Das Bundeskartellamt übt Kritik am vom Bundeskabinett beschlossenen Entwurf zum Kraftwerksgesetz (StromVKG). In einer Stellungnahme teilt die Behörde mit, dass der Entwurf die Chance, einen möglichst wettbewerblichen Markt zu gestalten, ungenutzt lasse. Konkret bemängeln die Wettbewerbshüter, dass Batteriespeicher de facto von der Förderung ausgeschlossen seien.

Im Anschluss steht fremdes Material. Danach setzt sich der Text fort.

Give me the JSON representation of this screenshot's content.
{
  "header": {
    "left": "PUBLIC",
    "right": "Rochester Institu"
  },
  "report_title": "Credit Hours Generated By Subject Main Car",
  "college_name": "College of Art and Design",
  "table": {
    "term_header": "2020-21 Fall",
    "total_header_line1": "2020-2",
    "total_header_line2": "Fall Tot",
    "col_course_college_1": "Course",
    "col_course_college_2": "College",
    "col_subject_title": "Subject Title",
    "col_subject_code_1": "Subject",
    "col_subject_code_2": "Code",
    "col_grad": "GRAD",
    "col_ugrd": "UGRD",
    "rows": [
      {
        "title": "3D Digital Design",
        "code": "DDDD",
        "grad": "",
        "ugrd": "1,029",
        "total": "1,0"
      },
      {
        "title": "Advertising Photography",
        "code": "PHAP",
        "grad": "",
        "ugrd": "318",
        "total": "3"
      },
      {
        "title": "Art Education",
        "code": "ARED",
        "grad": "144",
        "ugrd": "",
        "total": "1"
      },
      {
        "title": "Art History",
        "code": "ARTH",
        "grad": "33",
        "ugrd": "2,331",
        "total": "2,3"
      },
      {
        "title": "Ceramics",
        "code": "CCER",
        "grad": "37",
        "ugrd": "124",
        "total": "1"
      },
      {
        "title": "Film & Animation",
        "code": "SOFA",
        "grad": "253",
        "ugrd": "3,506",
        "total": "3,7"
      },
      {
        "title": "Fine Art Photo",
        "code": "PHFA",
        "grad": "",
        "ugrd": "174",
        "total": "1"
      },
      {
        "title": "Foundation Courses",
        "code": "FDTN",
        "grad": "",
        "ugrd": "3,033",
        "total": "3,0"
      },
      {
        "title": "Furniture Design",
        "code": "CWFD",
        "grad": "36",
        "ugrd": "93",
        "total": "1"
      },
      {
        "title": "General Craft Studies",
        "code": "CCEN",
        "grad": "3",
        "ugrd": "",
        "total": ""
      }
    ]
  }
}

Kritisiert wird, dass bereits bei der Bewerbung um Ausschreibungen ein bestehender oder zugesagter Netzanschluss nachgewiesen werden muss. Dies führe zu einer Bevorzugung bestehender Kraftwerksstandorte. Noch nicht beim Netzbetreiber beantragte und genehmigte neue Standorte hätten in der vorgesehenen Bewerbungsfrist keine realistische Chance auf eine Netzanschlusszusage. Dies gelte insbesondere auch für Batteriespeicherprojekte, die aufgrund ihrer vergleichsweise kurzen Bauzeiten grundsätzlich auch ohne eine bereits vorliegende Anschlusszusage bis 2031 realisierbar wären.
Die Teilnahme von Batteriespeichersystemen werde auch dadurch erschwert, dass die Anlagen technisch in der Lage sein müssen, bereits nach einer Stunde wieder für mindestens zehn aufeinanderfolgende Stunden Strom einzuspeisen. Das zusätzlich aufgenommene Ein-Stunden-Kriterium dürfte Batteriespeicherprojekte laut dem Bundeskartellamt faktisch von der Ausschreibung ausschließen.
»Die im Referentenentwurf angedachten Regelungen verhindern nicht, dass sich bereits heute bestehende, wettbewerblich ungünstige Marktstrukturen verfestigen könnten. Im Ergebnis könnten daraus resultierende Marktmachtstellungen mit dem Instrument der kartellrechtlichen Ex-post-Missbrauchsaufsicht nur bedingt begegnet werden«, warnt das Bundeskartellamt.
Das Bundeskartellamt hatte bereits in einer Stellungnahme vom 10. Dezember 2025 Optionen für ein bestmögliches wettbewerbliches Ausschreibungsdesign aufgezeigt. Diese seien jedoch nicht genutzt worden.